Fix: Actually call client.delete_collection(...)
when reset=True
before re-adding anything. Revolutionary, I know.
Before this exercise, I wasn't concerned that AI has gotten so smart that it can rewrite it's own code and computers will take over the world. This exercise solidified my position on the matter. Remember, I had been asking ChatGPT to write all this python code for me.
🔍 The Birthdate Chunk Debacle
At one point, I asked a very simple question:
When was Taylor Swift born?
VaultBot answered confidently:
The context does not provide information about the birth date of Taylor Swift, so I cannot answer this question from the provided context.
🙃
But I knew for a fact that one of my note chunks literally said:
Taylor Swift was born on December 13, 1989
So what gives?
❗ Problem: The Birthdate Chunk Was Buried
Here’s what happened:
- Chroma returned 10 chunks most similar to the question embedding.
- The birthdate lived in an early chunk of a long markdown file.
- But the top-ranked chunks were about Abercrombie modeling, RCA showcases, and Maybelline CDs.
The sentence I cared about wasn’t semantically close enough to beat those other entries. Apparently this is a classic case of the vector DB doing its job... just not the one I wanted.
Fixes I explored:
- Log and inspect top results + similarity scores.
- Set a similarity threshold, and fallback to Ollama alone if none exceeded it.
- Print the “best” chunk used to add transparency (and more disappointment).
- Consider pre-chunking notes more meaningfully — headlines, paragraphs, etc.
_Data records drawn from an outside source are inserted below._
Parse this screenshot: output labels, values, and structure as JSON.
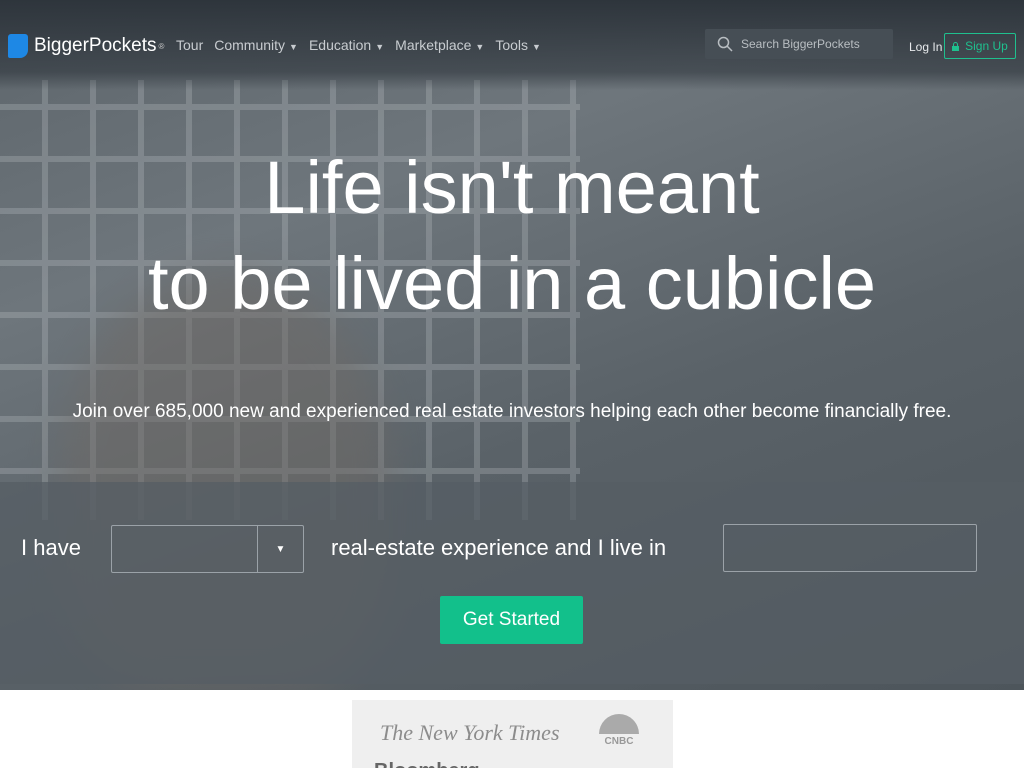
{
  "nav": {
    "brand": "BiggerPockets",
    "registered": "®",
    "items": [
      {
        "label": "Tour",
        "dropdown": false
      },
      {
        "label": "Community",
        "dropdown": true
      },
      {
        "label": "Education",
        "dropdown": true
      },
      {
        "label": "Marketplace",
        "dropdown": true
      },
      {
        "label": "Tools",
        "dropdown": true
      }
    ],
    "search_placeholder": "Search BiggerPockets",
    "login": "Log In",
    "signup": "Sign Up",
    "accent": "#1fc08e"
  },
  "hero": {
    "title_line1": "Life isn't meant",
    "title_line2": "to be lived in a cubicle",
    "subtitle": "Join over 685,000 new and experienced real estate investors helping each other become financially free."
  },
  "form": {
    "label_1": "I have",
    "experience_value": "",
    "label_2": "real-estate experience and I live in",
    "location_value": "",
    "submit": "Get Started",
    "button_color": "#12c08b"
  },
  "press": {
    "logos": [
      "The New York Times",
      "CNBC",
      "Bloomberg"
    ]
  }
}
🤥 Hallucination Mitigation
Another hiccup: if context was vague or irrelevant, Ollama filled in the blanks with creative nonsense. To stop the bot from playing Mad Libs with my notes, I updated the prompt to explicitly say:
"If the answer is not in the context, respond with: 'The answer is not in the provided notes.' Do not make up facts or assume information not present in the context."
This helped a bit — especially once I turned off chat history threading in the prompt (too noisy, often misleading).
🧱 Lessons Learned
✅ What Worked
- Embedding and storing chunks in ChromaDB was easy and fast.
- Ollama worked great locally — fast and predictable with
gemma:2b
.
❌ What Didn’t
- Similarity ranking wasn't good enough to always retrieve relevant info.
- My chunk hashing logic. My chunks were too granular in some cases, too long in others.
- LLM hallucinations needed stricter prompt scaffolding.
🧁 Closing Thoughts
I didn’t end up with a perfect second brain, but I did end up with a locally hosted, overly verbose assistant who talks like they read my notes once during a coffee break.
Ultimately, vault rummager will accurately tell me Taylor Swift's age as long as there is only one note with just this as the file contents.
**Taylor Alison Swift** born December 13, 1989
The fallback logic is clearly still broken - it can't tell you what 2+2 equals.
But I learned a ton about embeddings, vector search tradeoffs, prompt engineering, and Ollama integration. I also learned how much of an art it is to chunk data and determine an appropriate threshold levels. Art has never really been my thing.